Zions Bank marked the occasion by delivering a birthday cakes to classrooms around the state, including to Corner Canyon High School students in Danielle Dahl’s financial literacy class. Dahl was among the first group of students to take the required course a decade ago, during the 2007-08 school year, before becoming a teacher herself.
"As a nation, we often talk about the state of Americans’ finances in terms of negative news and the many ways people are falling short,” Anderson said. “It’s a pleasure to recognize these students and the progress we are making in Utah by celebrating this 10-year milestone in financial literacy.”

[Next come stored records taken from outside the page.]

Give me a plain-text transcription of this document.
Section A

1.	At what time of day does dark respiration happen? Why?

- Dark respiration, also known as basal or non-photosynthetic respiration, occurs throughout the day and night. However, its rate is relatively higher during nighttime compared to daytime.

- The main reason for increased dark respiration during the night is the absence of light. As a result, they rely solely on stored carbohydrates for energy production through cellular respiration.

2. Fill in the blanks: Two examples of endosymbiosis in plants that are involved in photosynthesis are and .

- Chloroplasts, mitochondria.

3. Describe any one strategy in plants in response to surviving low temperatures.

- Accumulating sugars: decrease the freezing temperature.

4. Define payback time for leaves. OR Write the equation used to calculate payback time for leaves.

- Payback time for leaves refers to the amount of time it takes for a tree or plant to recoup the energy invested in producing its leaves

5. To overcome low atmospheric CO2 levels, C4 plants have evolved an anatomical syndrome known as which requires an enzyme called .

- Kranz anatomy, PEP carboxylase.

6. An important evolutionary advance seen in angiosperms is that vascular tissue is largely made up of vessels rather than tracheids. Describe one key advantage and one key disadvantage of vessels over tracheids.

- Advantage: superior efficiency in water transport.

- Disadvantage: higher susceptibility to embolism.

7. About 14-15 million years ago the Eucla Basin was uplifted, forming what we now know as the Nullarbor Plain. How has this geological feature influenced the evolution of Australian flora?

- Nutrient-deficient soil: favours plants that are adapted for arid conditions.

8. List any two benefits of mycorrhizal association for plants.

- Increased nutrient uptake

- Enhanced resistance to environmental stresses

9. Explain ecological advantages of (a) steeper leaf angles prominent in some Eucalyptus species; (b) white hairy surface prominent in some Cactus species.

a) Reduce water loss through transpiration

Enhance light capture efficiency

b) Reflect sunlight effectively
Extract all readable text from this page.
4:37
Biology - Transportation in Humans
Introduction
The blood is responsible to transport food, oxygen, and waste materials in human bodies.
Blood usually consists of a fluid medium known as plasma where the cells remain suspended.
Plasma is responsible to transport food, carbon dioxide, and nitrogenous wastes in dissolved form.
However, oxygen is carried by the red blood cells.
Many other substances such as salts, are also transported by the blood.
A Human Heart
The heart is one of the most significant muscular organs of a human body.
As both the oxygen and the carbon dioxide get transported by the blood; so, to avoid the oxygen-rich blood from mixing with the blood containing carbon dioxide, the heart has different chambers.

While tackling money-related topics isn't always a piece of cake, the benefits are well documented; financial literacy is linked to greater personal wealth and economic stability.
Utah First to Mandate High School Course
An October 2018 report from the Office of the State Auditor revealed that Utah high school graduates who have taken the General Financial Literacy course have better personal financial knowledge and make smarter financial choices than those who have not. Utahns who graduated high school after 2008, when financial education became a requirement, also fared better on the personal finance survey than peers in neighboring states.
The half-credit General Financial Literacy course, designed for junior and seniors, covers topics like saving and spending, budgeting and investment strategies. Each year, more than 40,000 students attend this class and learn money skills they will use as adults.
In 2008 — in the midst of a global financial crisis, when the need for financial literacy became painfully apparent — Utah became the first state to mandate a financial literacy course for high school graduation, a result of Senate Bill 154, which was signed into law in 2003.
A decade later, Utah is the highest-ranked state in the nation for teaching financial literacy and the only state to receive an “A+” grade on Champlain College’s Center for Financial Literacy 2017 Financial Report Card.
Teens and Money
While Americans in general struggle to save — 55 percent of Utahns and 57 percent of Americans have less than $1,000 in a savings account, according to a 2017 GOBankingRates survey — U.S. teens exhibit some promising financial behaviors. A 2017 TD Ameritrade report found that more than half of teens (56 percent) have started saving money and more than 40 percent of teens (43 percent) follow a budget.
In addition to the financial education students receive in the classroom, parents can reinforce money lessons at home by taking these simple steps:
- Look over your child’s paystub and help them understand taxes and withholdings, and gross pay verses take-home pay.
- If your teen isn’t currently employed, find ways for them to take part in family budgeting and financial decisions.
- Encourage your teen to open a bank account and set aside some savings each month.
- Model healthy financial behavior. Studies show that kids tend to mimic their parents’ spending and savings habits, for better or for worse.